Tuesday, January 28, 2014

EDW in the Library with Single Canonical Form - get a clue about killing the business

The game Cluedo (or just plain Clue in North America) is about discovering which person committed the murder, in what room using what.  What is amazing is that in IT we have the easiest game of Cluedo going and yet over and over again we murder the poor unfortunate business in the same way, then stand back and gasp 'I didn't know that would kill them'.

I talk about the EDW, the IT departments hammer to which every question of 'I don't have the information I need' looks like a nail.  The EDW is the murderer of information agility, the constrainer of local requirements and the heavy weight bully of the data landscape.  But its weapon of choice is more blunt than the lead pipe - the Single Canonical Form.  The creation of which requires compromise, limitation and above all a bloody indifference to the actual local needs of business users.

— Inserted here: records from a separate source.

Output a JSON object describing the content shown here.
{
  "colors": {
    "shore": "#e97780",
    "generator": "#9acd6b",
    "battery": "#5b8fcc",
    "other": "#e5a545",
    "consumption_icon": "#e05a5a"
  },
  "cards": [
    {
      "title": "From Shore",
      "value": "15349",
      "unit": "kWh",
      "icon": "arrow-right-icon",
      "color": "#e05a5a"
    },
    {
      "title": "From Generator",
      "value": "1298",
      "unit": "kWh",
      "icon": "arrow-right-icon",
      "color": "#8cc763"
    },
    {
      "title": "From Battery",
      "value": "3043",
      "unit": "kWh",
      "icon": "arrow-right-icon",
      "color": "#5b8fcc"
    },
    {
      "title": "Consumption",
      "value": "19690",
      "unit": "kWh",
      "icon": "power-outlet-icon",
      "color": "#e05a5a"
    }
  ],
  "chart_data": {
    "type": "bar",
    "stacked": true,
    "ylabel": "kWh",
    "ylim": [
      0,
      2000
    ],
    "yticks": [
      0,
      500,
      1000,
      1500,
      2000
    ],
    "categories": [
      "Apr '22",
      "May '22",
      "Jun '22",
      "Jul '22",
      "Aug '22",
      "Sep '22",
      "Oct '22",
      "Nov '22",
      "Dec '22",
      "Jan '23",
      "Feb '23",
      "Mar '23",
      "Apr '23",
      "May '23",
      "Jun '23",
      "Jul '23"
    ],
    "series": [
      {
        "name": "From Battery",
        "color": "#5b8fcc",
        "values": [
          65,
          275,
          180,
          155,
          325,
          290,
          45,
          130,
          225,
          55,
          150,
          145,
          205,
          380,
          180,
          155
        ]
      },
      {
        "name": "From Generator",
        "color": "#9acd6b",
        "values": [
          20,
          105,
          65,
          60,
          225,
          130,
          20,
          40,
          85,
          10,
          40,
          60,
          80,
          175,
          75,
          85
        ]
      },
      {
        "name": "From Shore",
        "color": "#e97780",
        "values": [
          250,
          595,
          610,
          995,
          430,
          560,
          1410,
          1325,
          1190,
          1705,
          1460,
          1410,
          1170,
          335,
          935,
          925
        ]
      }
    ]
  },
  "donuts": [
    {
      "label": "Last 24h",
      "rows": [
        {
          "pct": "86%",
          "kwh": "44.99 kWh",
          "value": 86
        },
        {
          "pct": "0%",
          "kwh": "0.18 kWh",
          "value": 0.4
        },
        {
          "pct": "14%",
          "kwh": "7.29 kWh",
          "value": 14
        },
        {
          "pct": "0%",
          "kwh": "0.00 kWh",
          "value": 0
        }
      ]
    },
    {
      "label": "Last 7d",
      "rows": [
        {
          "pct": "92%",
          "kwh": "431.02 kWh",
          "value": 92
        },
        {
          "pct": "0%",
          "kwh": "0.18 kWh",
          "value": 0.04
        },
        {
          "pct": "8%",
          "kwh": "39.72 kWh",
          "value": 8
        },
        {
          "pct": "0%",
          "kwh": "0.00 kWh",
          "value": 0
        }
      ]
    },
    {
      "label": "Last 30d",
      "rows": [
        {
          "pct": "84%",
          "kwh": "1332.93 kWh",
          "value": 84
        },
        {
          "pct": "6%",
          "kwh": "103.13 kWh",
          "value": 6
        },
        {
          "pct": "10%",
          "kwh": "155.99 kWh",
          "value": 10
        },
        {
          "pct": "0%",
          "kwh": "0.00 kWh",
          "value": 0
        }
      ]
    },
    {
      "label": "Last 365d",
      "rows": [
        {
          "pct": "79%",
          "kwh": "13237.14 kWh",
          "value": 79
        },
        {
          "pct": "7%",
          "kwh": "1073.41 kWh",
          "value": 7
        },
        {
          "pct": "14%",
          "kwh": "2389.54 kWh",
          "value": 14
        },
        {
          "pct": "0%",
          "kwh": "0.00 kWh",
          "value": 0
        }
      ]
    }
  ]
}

An EDW is normally actually only trying to answer a question at a high level of corporate consistency, so financial roll-up, a bit of a horizontal view around customer and maybe some views around procurement... although the latter is normally better done on its own.  The point is that it really isn't Enterprise beyond the fact that Enterprise is a lie.  It can be really good at doing that top level view, of creating a corporate data mart but the effort that it requires to do so often stifles the agility in local business units and chokes the throat of local information initiatives.

The good news is that IT didn't do this for completely bloody minded reasons, it did it because IT had constraints, data storage costs first amongst them and IT had a hard wall between the world of the operational transaction and the world of post-transactional analytics.  So the EDW worked in that limited space and with those restrictions.

The challenge now is that the restrictions of gone, storage  costs are now amazingly low when looking at Hadoop and the wall between operations and analytics has gone, with operations being the primary place that analytics is new able to deliver insight at the point of action.  This was the thinking that I put into the Business Data Lake an approach that matches the business environment, leverages the thinking behind Business SOA applied to data.

So lets put down the EDW, lets walk away from the single canonical form and get a clue.  Its going to take time for IT departments, as well as analysts, vendors and consultants, to be weaned off the EDW drug but I firmly feel that in 5 years time we will be looking at a world where the IT department no longer says:

"You need an EDW, lets design the schema, should be ready early next year"

and instead says

"Sure, I'll knock up a solution in the BDL for you, be ready on Tuesday"

The customer is always right, and our customer in IT is telling us that its the local view that counts... so can we stop battering them with a global view that doesn't fit their local problem.